Pubdate: Sat, 20 Jul 2002
Source: Press Democrat, The (CA)
Copyright: 2002 The Press Democrat
Contact:  http://www.pressdemo.com/
Details: http://www.mapinc.org/media/348
Author: Mary Callahan
Bookmark: http://www.mapinc.org/mmj.htm (Cannabis - Medicinal)
Bookmark: http://www.mapinc.org/find?115 (Cannabis - California)

POT RULING TO HAVE LITTLE LOCAL IMPACT

Sonoma County Already Recognizes Rights Of Medical Marijuana Users

A state Supreme Court ruling hailed as a victory for medical marijuana 
patients will have limited impact in Sonoma County, where local authorities 
already recognize the right of such people to use the drug, officials and 
advocates said.

And because it fails to address inconsistencies in how counties handle such 
cases and has no bearing on federal authorities, who don't recognize any 
medical right, it leaves unresolved two of the state law's major obstacles.

Thursday's unanimous ruling protecting patients from prosecution if they 
have a doctor's recommendation to use marijuana will be felt most strongly 
in conservative counties, where authorities still arrest and prosecute 
patients with regularity, officials and advocates said.

Sonoma County no longer prosecutes individuals who appear to have a viable 
medical claim. The turnabout came after acquittals in two high-profile 
cases involving more than 100 plants, District Attorney Mike Mullins said.

Under subsequent countywide guidelines, patients with physician approval 
may have up to 99 plants or 3 pounds of dried marijuana. In neighboring 
Mendocino County, patients may have 25 plants or 2 pounds.

"This ruling backs up the admirable work that this county has already 
done," said Mary Pat Jacobs, a spokeswoman for the Sonoma County Alliance 
for Medical Marijuana. "Our district attorney and local law enforcement, 
and the Sonoma County Peer Review: Congratulations to them for being ahead 
of the curve here."

District Attorney-elect Stephan Passalacqua noted that the diabetic man 
whose case prompted the state high court decision would never have been 
tried here.

But the ruling would streamline any cases that do go to court, averting 
trials by allowing judges to hear about medical need beforehand, Mullins said.

It also eases the burden on defendants, requiring they merely raise 
reasonable doubt that the pot in their possession was not intended for 
legitimate medical use.

Mendocino County District Attorney Norman Vroman said prosecutors also may 
shy away from filing cases they might otherwise have pursued because the 
shifting burden makes it harder to prove someone is growing large 
quantities of pot under bogus medical claims.

"It doesn't give us as much as we asked for," said Alliance spokeswoman 
Jacobs, who was among many advocates hoping for a stronger ruling barring 
authorities from arresting and charging patients in the first place. "But 
now it looks like they are starting to look toward the bar to prosecution."

The ruling arose from a 1997 case in which a blind and seriously ill 
Tuolumne County diabetic named Myron Mower was tried for growing marijuana 
that his physician recommended to control nausea and help maintain his weight.
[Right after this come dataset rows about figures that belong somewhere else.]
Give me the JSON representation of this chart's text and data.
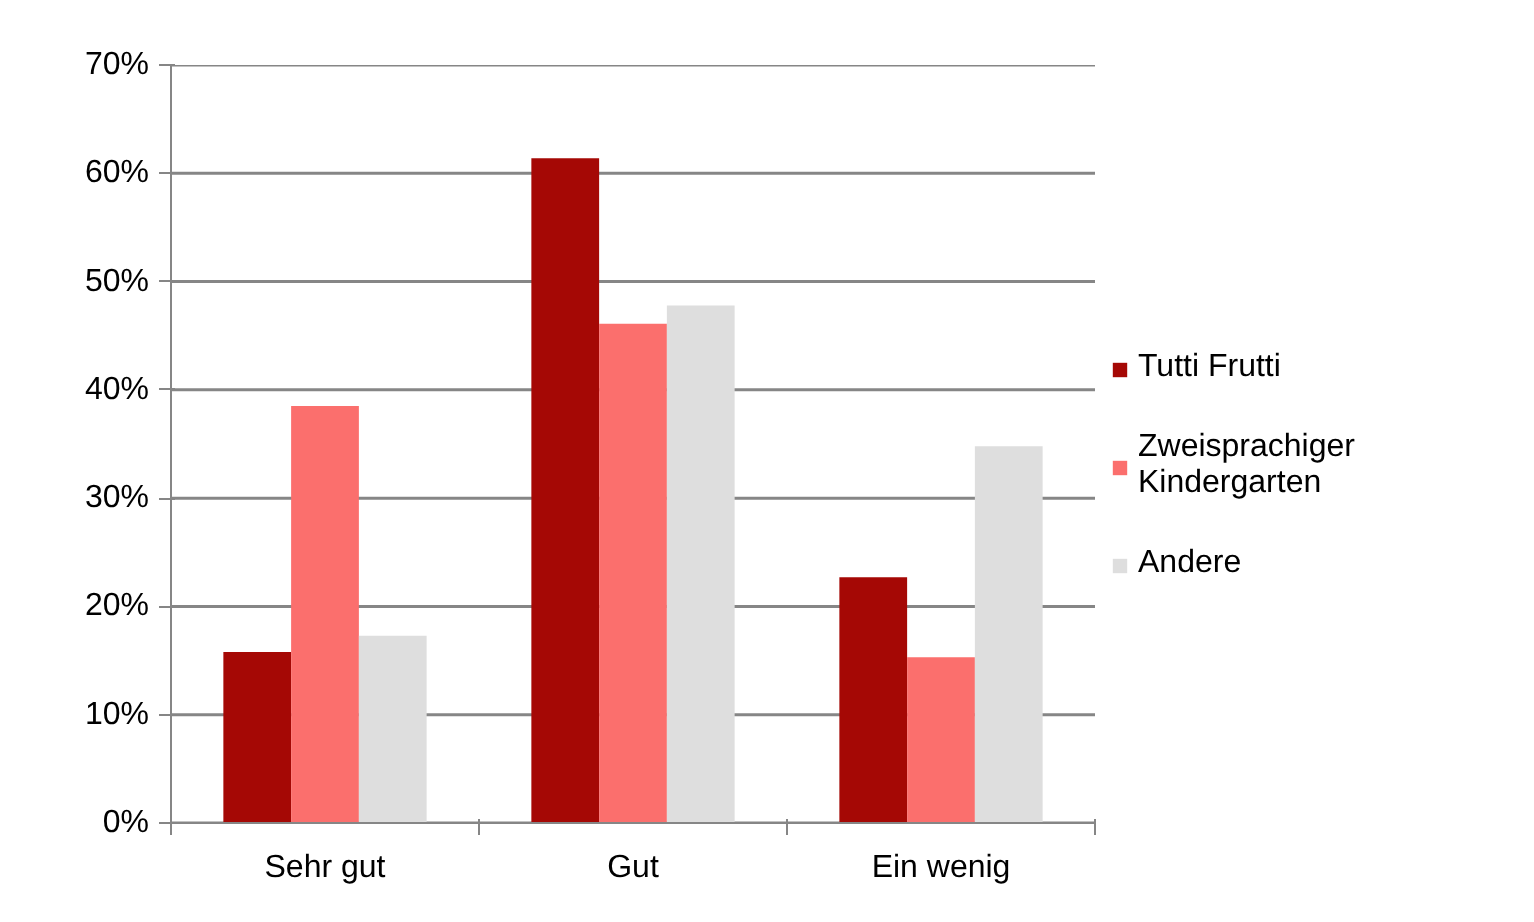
{
  "chart_data": {
    "type": "bar",
    "categories": [
      "Sehr gut",
      "Gut",
      "Ein wenig"
    ],
    "series": [
      {
        "name": "Tutti Frutti",
        "color": "#a50805",
        "values": [
          15.8,
          61.4,
          22.7
        ]
      },
      {
        "name": "Zweisprachiger Kindergarten",
        "color": "#fb6f6d",
        "values": [
          38.5,
          46.1,
          15.3
        ]
      },
      {
        "name": "Andere",
        "color": "#dedede",
        "values": [
          17.3,
          47.8,
          34.8
        ]
      }
    ],
    "ylim": [
      0,
      70
    ],
    "yticks": [
      {
        "value": 0,
        "label": "0%"
      },
      {
        "value": 10,
        "label": "10%"
      },
      {
        "value": 20,
        "label": "20%"
      },
      {
        "value": 30,
        "label": "30%"
      },
      {
        "value": 40,
        "label": "40%"
      },
      {
        "value": 50,
        "label": "50%"
      },
      {
        "value": 60,
        "label": "60%"
      },
      {
        "value": 70,
        "label": "70%"
      }
    ],
    "grid": "y",
    "legend": "right"
  }
}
While Tuolumne County policy would have allowed him three plants, Mower had 
31, the court ruling says.

His attorneys appealed his conviction, claiming he was completely immune to 
arrest and prosecution under the 1996 state initiative giving Californians 
the right to use medicinal marijuana.

The California Supreme Court ruled that while he did not have complete 
immunity, he did have the right to present his medical claim at a pretrial 
hearing and seek a dismissal of charges.

The court also said that while authorities believed Mower was growing more 
marijuana than was required to meet his medical needs, Mower need only 
raise reasonable doubt about the truth of that assertion to go free.

The ruling moves patients beyond the point where they only were guaranteed 
a right to raise a medical defense at trial. So "it is seen as progress," 
said another Alliance spokesman, Doc Knapp.
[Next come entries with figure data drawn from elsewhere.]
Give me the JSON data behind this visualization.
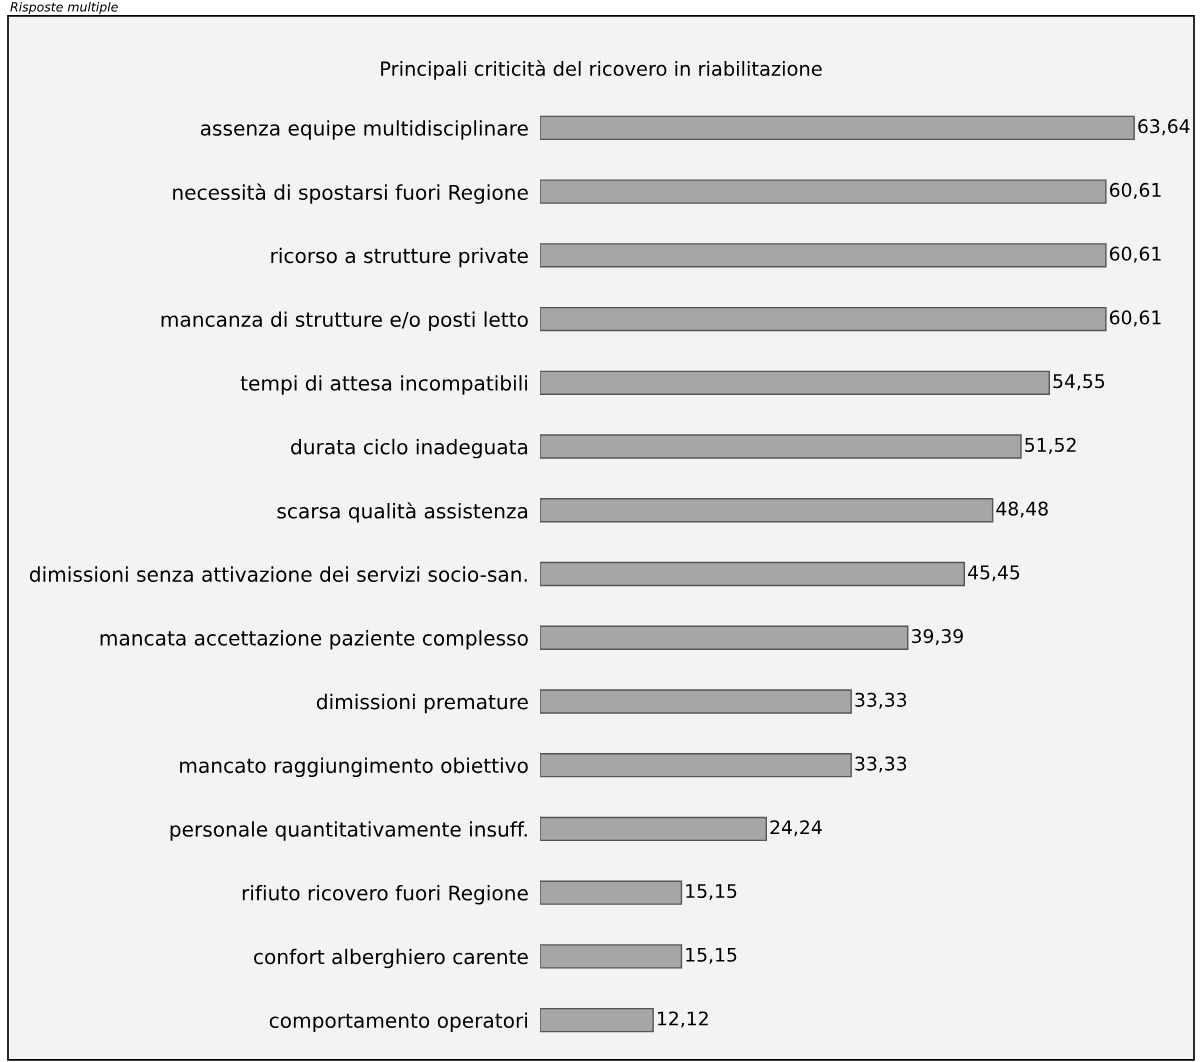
{
  "chart_data": {
    "type": "bar",
    "orientation": "horizontal",
    "title": "Principali criticità del ricovero in riabilitazione",
    "annotations": [
      "Risposte multiple"
    ],
    "categories": [
      "assenza equipe multidisciplinare",
      "necessità di spostarsi fuori Regione",
      "ricorso a strutture private",
      "mancanza di strutture e/o posti letto",
      "tempi di attesa incompatibili",
      "durata ciclo inadeguata",
      "scarsa qualità assistenza",
      "dimissioni senza attivazione dei servizi socio-san.",
      "mancata accettazione paziente complesso",
      "dimissioni premature",
      "mancato raggiungimento obiettivo",
      "personale quantitativamente insuff.",
      "rifiuto ricovero fuori Regione",
      "confort alberghiero carente",
      "comportamento operatori"
    ],
    "values": [
      63.64,
      60.61,
      60.61,
      60.61,
      54.55,
      51.52,
      48.48,
      45.45,
      39.39,
      33.33,
      33.33,
      24.24,
      15.15,
      15.15,
      12.12
    ],
    "value_labels": [
      "63,64",
      "60,61",
      "60,61",
      "60,61",
      "54,55",
      "51,52",
      "48,48",
      "45,45",
      "39,39",
      "33,33",
      "33,33",
      "24,24",
      "15,15",
      "15,15",
      "12,12"
    ],
    "color": "#a6a6a6"
  }
}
But it fails to address the larger problems associated with the 
compassionate use law.

There are still no statewide guidelines governing its use. Attorney General 
Bill Lockyer has refused to set limits on how much an individual or 
caregiver may possess or grow for medical use, so there is no consistency 
in how counties handle such cases.

In any case, patients in even the most permissive counties are still 
subject to arrest and prosecution by federal authorities.
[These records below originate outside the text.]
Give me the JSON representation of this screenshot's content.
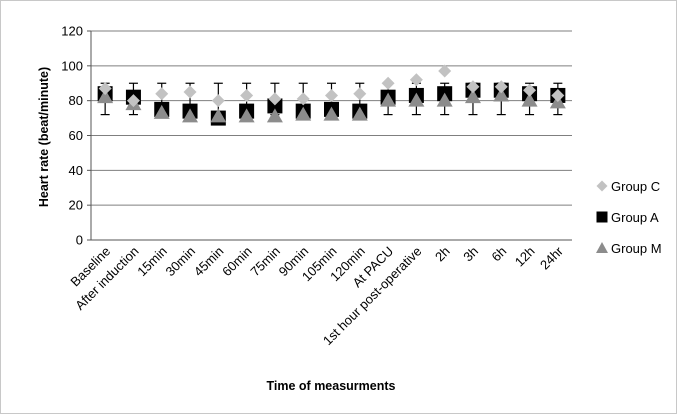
{
  "chart_data": {
    "type": "scatter",
    "xlabel": "Time of measurments",
    "ylabel": "Heart rate (beat/minute)",
    "ylim": [
      0,
      120
    ],
    "yticks": [
      0,
      20,
      40,
      60,
      80,
      100,
      120
    ],
    "grid": true,
    "legend_position": "right",
    "categories": [
      "Baseline",
      "After induction",
      "15min",
      "30min",
      "45min",
      "60min",
      "75min",
      "90min",
      "105min",
      "120min",
      "At PACU",
      "1st hour post-operative",
      "2h",
      "3h",
      "6h",
      "12h",
      "24hr"
    ],
    "error_bars": {
      "upper": [
        90,
        90,
        90,
        90,
        90,
        90,
        90,
        90,
        90,
        90,
        90,
        90,
        90,
        90,
        90,
        90,
        90
      ],
      "lower": [
        72,
        72,
        72,
        72,
        72,
        72,
        72,
        72,
        72,
        72,
        72,
        72,
        72,
        72,
        72,
        72,
        72
      ]
    },
    "series": [
      {
        "name": "Group C",
        "marker": "diamond",
        "color": "#c2c2c2",
        "values": [
          87,
          80,
          84,
          85,
          80,
          83,
          81,
          81,
          83,
          84,
          90,
          92,
          97,
          88,
          88,
          86,
          83
        ]
      },
      {
        "name": "Group A",
        "marker": "square",
        "color": "#000000",
        "values": [
          84,
          82,
          75,
          74,
          70,
          74,
          77,
          74,
          75,
          74,
          82,
          83,
          84,
          86,
          86,
          84,
          83
        ]
      },
      {
        "name": "Group M",
        "marker": "triangle",
        "color": "#8c8c8c",
        "values": [
          82,
          78,
          73,
          71,
          71,
          71,
          71,
          72,
          72,
          72,
          80,
          80,
          80,
          82,
          83,
          80,
          79
        ]
      }
    ]
  }
}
Federal prosecutors are mounting cases against two key members of the Aiko 
Compassion Center in Santa Rosa, for instance. The West College Avenue 
dispensary was closed after it was raided by federal authorities in late May.

"You're still taking your chances with the feds," Mullins said.

Jacobs said the Alliance recommends no one grow more than 99 plants because 
of federal rules. Under federal law, anyone growing 100 plants or more can 
be imprisoned for five to 10 years. With 99 plants or fewer, one may only 
get probation, she said.

Overall, said Vroman, the ruling "is just a further step down the line to 
totally legalizing it (marijuana), and I just wish they'd do it and get it 
over with. It would save everybody a lot of trouble."